Honeycomb is a brittle sponge-like toffee made from sugar (usually brown sugar), corn syrup or molasses and bicarbonate of soda. The defining characteristic of honeycomb is its abundance of air bubbles and lattice-like 'chambers', that resemble the structure of true honeycomb. These are formed by the chemical reaction of the bicarbonate of soda with the rest of the ingredients. Honeycomb toffee is also known as cinder toffee, yellowman, sponge toffee, puff candy. It’s covered in chocolate in commercial chocolate bars. Honeycomb also refers to honey in its most natural form. It's what the bees make in the hive to store honey for themselves.
Keep honeycomb in an airtight container for up to one week.
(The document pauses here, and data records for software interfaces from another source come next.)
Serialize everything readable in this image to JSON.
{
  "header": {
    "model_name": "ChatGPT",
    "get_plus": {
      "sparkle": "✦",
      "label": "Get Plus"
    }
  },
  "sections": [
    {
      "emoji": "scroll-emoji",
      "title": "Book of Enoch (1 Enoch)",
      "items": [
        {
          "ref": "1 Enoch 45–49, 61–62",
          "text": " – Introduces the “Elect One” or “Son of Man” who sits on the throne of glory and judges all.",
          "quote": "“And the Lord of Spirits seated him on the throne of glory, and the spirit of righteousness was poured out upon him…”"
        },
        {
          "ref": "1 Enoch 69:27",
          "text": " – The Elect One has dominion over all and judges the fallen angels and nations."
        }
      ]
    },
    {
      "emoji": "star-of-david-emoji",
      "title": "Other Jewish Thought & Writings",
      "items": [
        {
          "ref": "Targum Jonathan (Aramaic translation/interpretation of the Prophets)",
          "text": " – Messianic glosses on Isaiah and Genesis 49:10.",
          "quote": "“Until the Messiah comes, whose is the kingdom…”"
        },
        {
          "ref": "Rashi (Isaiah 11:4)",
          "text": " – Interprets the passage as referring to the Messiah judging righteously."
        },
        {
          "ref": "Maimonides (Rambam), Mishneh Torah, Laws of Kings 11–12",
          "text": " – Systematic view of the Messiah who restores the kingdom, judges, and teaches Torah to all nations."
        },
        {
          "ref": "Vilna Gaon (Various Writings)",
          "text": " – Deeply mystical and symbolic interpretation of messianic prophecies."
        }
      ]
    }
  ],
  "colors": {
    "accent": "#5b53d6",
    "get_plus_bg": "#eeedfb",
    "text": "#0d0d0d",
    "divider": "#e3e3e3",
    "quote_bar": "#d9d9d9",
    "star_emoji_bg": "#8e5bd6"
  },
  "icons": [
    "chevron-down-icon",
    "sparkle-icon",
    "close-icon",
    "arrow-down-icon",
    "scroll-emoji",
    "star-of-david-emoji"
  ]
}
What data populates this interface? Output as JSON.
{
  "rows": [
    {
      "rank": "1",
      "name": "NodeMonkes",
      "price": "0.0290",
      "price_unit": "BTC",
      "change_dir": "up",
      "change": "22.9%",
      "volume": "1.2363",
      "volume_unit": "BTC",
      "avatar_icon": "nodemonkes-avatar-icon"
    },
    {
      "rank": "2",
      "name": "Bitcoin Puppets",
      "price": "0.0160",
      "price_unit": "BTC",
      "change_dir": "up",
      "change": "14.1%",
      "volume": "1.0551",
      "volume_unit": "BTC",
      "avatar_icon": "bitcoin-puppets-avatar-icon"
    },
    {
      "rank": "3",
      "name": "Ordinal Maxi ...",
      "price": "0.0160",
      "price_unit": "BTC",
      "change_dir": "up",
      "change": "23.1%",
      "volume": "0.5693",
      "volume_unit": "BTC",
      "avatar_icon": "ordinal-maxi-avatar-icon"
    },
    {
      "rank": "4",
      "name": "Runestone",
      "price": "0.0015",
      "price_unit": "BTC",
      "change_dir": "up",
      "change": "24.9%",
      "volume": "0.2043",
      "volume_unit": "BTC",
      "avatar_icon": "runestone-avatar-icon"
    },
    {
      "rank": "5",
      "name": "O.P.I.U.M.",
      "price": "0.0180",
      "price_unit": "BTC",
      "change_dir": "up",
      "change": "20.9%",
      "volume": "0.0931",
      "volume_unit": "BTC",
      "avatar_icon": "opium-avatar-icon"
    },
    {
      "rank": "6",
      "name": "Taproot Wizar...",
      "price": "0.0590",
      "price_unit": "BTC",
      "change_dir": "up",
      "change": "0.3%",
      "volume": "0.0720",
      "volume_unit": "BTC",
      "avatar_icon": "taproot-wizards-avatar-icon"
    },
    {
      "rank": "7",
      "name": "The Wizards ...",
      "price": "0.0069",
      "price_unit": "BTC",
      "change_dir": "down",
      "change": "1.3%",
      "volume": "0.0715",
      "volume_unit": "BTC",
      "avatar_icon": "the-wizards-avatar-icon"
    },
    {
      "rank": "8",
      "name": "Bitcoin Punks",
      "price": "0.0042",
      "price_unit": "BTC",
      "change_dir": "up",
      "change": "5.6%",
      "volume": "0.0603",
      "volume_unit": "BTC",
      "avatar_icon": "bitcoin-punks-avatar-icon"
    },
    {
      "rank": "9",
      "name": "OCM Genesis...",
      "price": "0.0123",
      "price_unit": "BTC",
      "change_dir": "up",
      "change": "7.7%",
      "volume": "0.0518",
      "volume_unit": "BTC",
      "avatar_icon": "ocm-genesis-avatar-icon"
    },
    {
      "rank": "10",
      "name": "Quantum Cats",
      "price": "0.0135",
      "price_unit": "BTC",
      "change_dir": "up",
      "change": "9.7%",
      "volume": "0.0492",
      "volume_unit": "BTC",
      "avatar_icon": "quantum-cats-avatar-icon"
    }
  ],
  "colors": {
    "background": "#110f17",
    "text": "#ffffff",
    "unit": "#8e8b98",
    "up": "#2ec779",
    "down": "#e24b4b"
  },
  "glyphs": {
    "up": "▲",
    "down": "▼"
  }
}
When making honeycomb at home, use a heavy-based, deep-sided pan so that the melted sugar doesn’t burn or bubble over the sides of the pan when you add the bicarbonate of soda. Once you’ve added the bicarbonate of soda, spread the honeycomb mixture over a lined non-stick baking sheet as quickly as possible, as it will soon start to set.
Eat honeycomb on its own, or stir pieces of it into ice cream batter and freeze. Alternatively, cover honeycomb pieces in melted chocolate and set aside until set, or crumble honeycomb over desserts such as sundaes.